Trinta anos depois, o senhor tem alguma atualização sobre seu conceito de fim da história?

Estamos numa situação diferente da que estávamos há 30 anos. Tem havido retrocessos na democracia em geral, inclusive nos Estados Unidos, na Índia e em outros grandes países democráticos nos últimos anos. Mas o progresso da história nunca foi linear.

Tivemos grandes contratempos na década de 1930 aos quais sobrevivemos. Tivemos outro conjunto de contratempos na década de 1970, com a crise do petróleo e a inflação em muitas partes do mundo. Portanto, a ideia de progresso histórico não está morta.

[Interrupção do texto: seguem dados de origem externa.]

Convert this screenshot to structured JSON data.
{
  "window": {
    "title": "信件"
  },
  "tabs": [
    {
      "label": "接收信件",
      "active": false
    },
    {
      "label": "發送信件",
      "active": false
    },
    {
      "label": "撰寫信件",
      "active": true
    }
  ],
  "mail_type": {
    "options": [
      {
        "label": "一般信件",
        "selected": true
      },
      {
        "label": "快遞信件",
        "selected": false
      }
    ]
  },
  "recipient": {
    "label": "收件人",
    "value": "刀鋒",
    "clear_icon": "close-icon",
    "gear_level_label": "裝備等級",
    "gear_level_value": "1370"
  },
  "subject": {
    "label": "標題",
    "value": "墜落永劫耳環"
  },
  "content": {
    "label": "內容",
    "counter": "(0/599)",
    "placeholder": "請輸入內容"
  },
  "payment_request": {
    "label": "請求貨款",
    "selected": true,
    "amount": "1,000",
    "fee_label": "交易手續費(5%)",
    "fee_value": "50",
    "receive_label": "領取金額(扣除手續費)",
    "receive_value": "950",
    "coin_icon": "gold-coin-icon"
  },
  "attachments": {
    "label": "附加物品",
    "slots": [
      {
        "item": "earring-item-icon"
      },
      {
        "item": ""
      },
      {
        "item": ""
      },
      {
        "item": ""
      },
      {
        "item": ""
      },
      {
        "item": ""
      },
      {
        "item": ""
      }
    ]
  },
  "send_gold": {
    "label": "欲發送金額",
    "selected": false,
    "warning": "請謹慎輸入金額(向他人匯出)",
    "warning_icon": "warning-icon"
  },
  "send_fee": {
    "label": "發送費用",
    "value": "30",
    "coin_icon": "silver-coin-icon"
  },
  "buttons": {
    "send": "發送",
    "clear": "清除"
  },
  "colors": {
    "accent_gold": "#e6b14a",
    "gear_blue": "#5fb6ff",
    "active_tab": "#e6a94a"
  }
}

Às vezes há contratempos, mas as instituições e ideias subjacentes são fortes e sobreviveram por um longo tempo, e espero que continuem a sobreviver.

A guerra na Ucrânia e outras crises políticas flamejantes estão ofuscando a crise climática mais global e perigosa?

Obviamente, as necessidades energéticas de curto prazo levaram a um ressurgimento dos combustíveis fósseis e retardaram o progresso na redução das emissões de carbono. Mas é um retrocesso temporário. E acho que é preciso lidar com ambas as questões, não é uma escolha entre uma ou outra. Realmente é preciso levar as duas a sério.

Mas a crise climática é uma que se desenrola lentamente e continuará conosco pelas próximas gerações. E, portanto, não acho que o fato de estarmos retrocedendo agora seja necessariamente a posição final em que acabaremos.